Heh. No, I was ball-parking. I would include Lennon-McCartney. They DID write most of Rubber Soul, did they not? If you want to go back to 1959, I'm cool with that too.
As long as Brian Wilson gets consideration for his writing prior to Pet Sounds (1966), Rubber Soul makes a pretty sensible starting point.
Why would we exclude the first five Beatles albums and Satisfaction from consideration?
You have to draw the cut-off somewhere for any competition. Do you want to include Hank Williams Sr.? Woodie Guthrie? Rogers & Hammerstein? The Gershwins? Robert Johnson? Beethoven?
I'm cool with drawing the line roughly at the start of the singer-songwriter era. My initial comment was aimed conceptually at the start of "albums" as (allegedly) cohesive works of art. I'm not sure The Freewheelin' Bob Dylan really counts as a cohesive work of art so much as a convenient playlist. But I didn't intend to cut off the works of artists whose output spanned the singles-oriented period in pop music and the start of the "album" period.

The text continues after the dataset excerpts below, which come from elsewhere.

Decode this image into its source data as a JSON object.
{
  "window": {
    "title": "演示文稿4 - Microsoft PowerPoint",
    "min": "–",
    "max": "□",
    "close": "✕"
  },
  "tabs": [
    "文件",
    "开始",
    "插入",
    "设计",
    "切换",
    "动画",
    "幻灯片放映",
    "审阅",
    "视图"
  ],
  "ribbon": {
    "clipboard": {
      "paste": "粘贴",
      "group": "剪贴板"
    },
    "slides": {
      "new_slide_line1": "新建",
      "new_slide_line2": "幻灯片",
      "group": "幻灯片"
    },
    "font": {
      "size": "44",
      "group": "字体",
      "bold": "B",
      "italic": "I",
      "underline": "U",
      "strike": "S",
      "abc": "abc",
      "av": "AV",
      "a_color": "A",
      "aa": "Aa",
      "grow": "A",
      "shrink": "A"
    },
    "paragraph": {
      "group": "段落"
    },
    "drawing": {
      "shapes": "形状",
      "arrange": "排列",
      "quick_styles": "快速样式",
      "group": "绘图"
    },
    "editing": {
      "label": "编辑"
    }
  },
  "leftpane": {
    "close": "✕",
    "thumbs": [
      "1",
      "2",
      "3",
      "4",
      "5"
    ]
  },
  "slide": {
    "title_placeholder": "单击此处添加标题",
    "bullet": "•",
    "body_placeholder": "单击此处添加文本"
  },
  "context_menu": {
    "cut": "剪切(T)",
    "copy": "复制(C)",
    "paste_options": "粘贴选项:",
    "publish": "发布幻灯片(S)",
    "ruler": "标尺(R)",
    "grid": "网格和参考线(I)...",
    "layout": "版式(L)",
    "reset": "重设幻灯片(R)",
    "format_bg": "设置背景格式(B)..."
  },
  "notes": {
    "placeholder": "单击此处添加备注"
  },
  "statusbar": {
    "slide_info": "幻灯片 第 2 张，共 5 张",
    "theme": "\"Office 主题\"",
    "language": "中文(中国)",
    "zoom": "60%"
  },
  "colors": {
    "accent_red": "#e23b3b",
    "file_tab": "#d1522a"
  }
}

1965 marks the publication of Rubber Soul, Highway 61 Revisited, A Love Supreme, The Angry Young Them, Maiden Voyage, and two Sun Ra albums (The Magic City and The Heliocentric Worlds of Sun Ra), among others. A momentous year in rock and jazz, (although one could pretty reasonably argue that the "album" form for jazz emerged quite a bit earlier), so it's a reasonably convenient, rough starting point. I wanted to avoid arguments about Tin Pan Alley hit machines and I didn't really want to do battle with the Holland-Dozier-Holland or Goffin-King type of top-40 writing machines.

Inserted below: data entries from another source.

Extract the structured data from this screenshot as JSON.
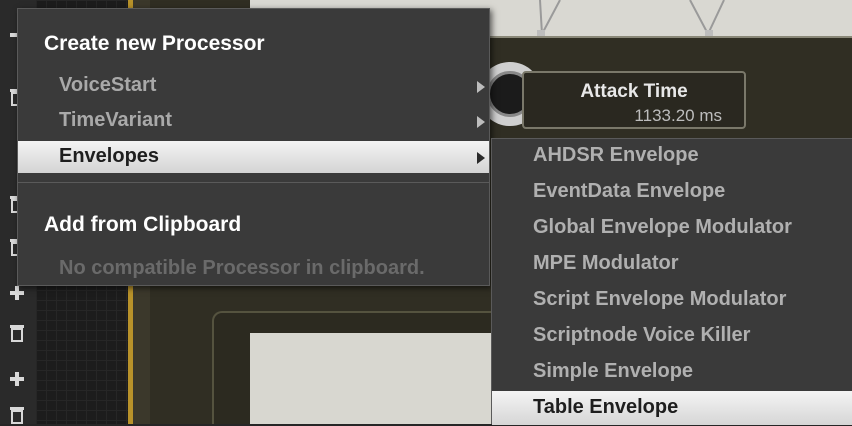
{
  "slider": {
    "label": "Attack Time",
    "value": "1133.20 ms"
  },
  "menu": {
    "header": "Create new Processor",
    "items": [
      {
        "label": "VoiceStart",
        "has_submenu": true,
        "active": false
      },
      {
        "label": "TimeVariant",
        "has_submenu": true,
        "active": false
      },
      {
        "label": "Envelopes",
        "has_submenu": true,
        "active": true
      }
    ],
    "clipboard_header": "Add from Clipboard",
    "clipboard_empty": "No compatible Processor in clipboard."
  },
  "submenu": {
    "items": [
      {
        "label": "AHDSR Envelope",
        "active": false
      },
      {
        "label": "EventData Envelope",
        "active": false
      },
      {
        "label": "Global Envelope Modulator",
        "active": false
      },
      {
        "label": "MPE Modulator",
        "active": false
      },
      {
        "label": "Script Envelope Modulator",
        "active": false
      },
      {
        "label": "Scriptnode Voice Killer",
        "active": false
      },
      {
        "label": "Simple Envelope",
        "active": false
      },
      {
        "label": "Table Envelope",
        "active": true
      }
    ]
  },
  "icons": {
    "left_strip": [
      "minus-icon",
      "trash-icon",
      "trash-icon",
      "trash-icon",
      "plus-icon",
      "trash-icon",
      "plus-icon",
      "trash-icon"
    ]
  },
  "colors": {
    "accent_gold": "#b8922a",
    "menu_bg": "#3a3a3a",
    "highlight": "#e6e6e6"
  }
}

Why not start with the beginning of the British invasion. 1964.
Why not start with the beginning of the British invasion. 1964.
I think this would depend on exactly what the parameters of the list/discussion are. If we accept
as the frame for the discussion, I think Rubber Soul is a fair starting point with perhaps a couple of allowances for pre-1965 work (recognized as "pioneering efforts" in album-oriented pop/rock, if you like). However, if this is a discussion of the "Top five songwriters of the last 50 years," period - in any genre - then I think you have to start it in 1959, lest folks like Roy Orbison and Willie Nelson (just to name two extremely talented songwriters) get screwed out of several major pre-1965 hit songs.
FWIW, the Boss's favorite magazine, Rolling Stone had this to say about the top 500 albums of all time (as of 2003):
That puts a big fat gold star next to Lennon/McCartney, Dylan, Jagger/Richards, Springsteen, Townshend, John/Taupin, and Bowie, respectively. You can't very easily take pot shots at the magazine without threatening the whole list.
Granted, the whole list is pretty narrow, in that it emphasizes album-oriented rock. But there it is.
Ok... this time I will agree with SBG. I can respect some of Bruce's efforts, but this is not one. I would have traded the triangle for more cowbell. Oh, I don't know, in terms of story tellers, I would rank Bruce Springsteen right up there with
John Cougar Mellencamp,John Cougar, John Mellencamp... aww wtf is his name again? Which is to say that he doesn't rate in my top 50 that I can think of off hand.However, I do respect Bruce for the kick @ss introduction he gave U2 at their Rock and Roll Hall of Fame induction. His description of the band and the individual players was spot on and entertaining.
BTW, I have not yet listened to this track. I will take a listen tonight and add my rating then.